La lettera ha ricevuto finora 3 commenti

  1. 1
    Rossella -

    Non esiste il mondo del quale parli. Esiste Dio che ha riconciliato il mondo a sé in Cristo senza tenere conto dei nostri errori. Il mondo, si vede, è riflesso nello specchio. Questo significa che Dio è tornato a farsi vedere perché Gesù è in procinto di tornare e questa volta non per resistere allo sforzo fisico, intellettuale o all’abbattimento morale dei Suoi fratelli.

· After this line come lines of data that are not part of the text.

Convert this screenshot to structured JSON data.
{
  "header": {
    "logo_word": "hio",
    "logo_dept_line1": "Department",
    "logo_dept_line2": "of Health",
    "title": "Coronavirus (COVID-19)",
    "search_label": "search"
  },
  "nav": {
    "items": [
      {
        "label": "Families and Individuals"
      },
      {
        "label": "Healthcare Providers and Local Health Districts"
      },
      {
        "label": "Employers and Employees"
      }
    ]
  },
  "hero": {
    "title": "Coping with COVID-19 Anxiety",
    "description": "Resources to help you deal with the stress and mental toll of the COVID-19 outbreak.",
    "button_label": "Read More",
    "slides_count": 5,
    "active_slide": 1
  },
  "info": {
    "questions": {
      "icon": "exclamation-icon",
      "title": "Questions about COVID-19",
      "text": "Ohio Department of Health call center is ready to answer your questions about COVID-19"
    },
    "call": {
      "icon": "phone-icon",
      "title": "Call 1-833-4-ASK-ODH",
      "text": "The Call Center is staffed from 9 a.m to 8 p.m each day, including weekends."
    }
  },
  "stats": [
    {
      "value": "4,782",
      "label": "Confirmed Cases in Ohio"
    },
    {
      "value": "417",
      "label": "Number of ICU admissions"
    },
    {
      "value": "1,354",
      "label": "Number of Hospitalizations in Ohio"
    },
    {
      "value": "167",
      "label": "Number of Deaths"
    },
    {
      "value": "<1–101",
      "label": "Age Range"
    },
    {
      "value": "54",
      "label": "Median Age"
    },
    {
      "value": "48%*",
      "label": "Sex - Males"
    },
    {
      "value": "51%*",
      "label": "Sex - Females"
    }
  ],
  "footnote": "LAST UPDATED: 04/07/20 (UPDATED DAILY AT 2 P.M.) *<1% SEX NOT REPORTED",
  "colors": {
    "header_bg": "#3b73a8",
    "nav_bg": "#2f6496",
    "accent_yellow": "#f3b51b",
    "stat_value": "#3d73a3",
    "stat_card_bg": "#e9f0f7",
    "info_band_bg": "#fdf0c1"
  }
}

Il papa ha dovuto soffrire per contrastare il nazismo che si fa scudo di un cattolicesimo agguerrito per alimentare i regimi politico-militari sorti nei paesi che sono in possesso di armi nucleari pericolosissime. L’Amore che è venuto a portare Cristo non si può rompere o spezzare perché ci rende liberi. Le forze dell’Avversario sono state logorate. Nel carcere si diventa persone in gamba; forse neanche Pietro a suo tempo lo era.

  2. 2
    Yog -

    L’importante è essere lautamente pagati, però hai un fondo di ragione: siamo tutti schiavi.
    In giro vedo però parecchi “schiavi” pagati pochissimo, il che è un vero dramma (per loro, agli altri non è che gliene catafotta più di un tot).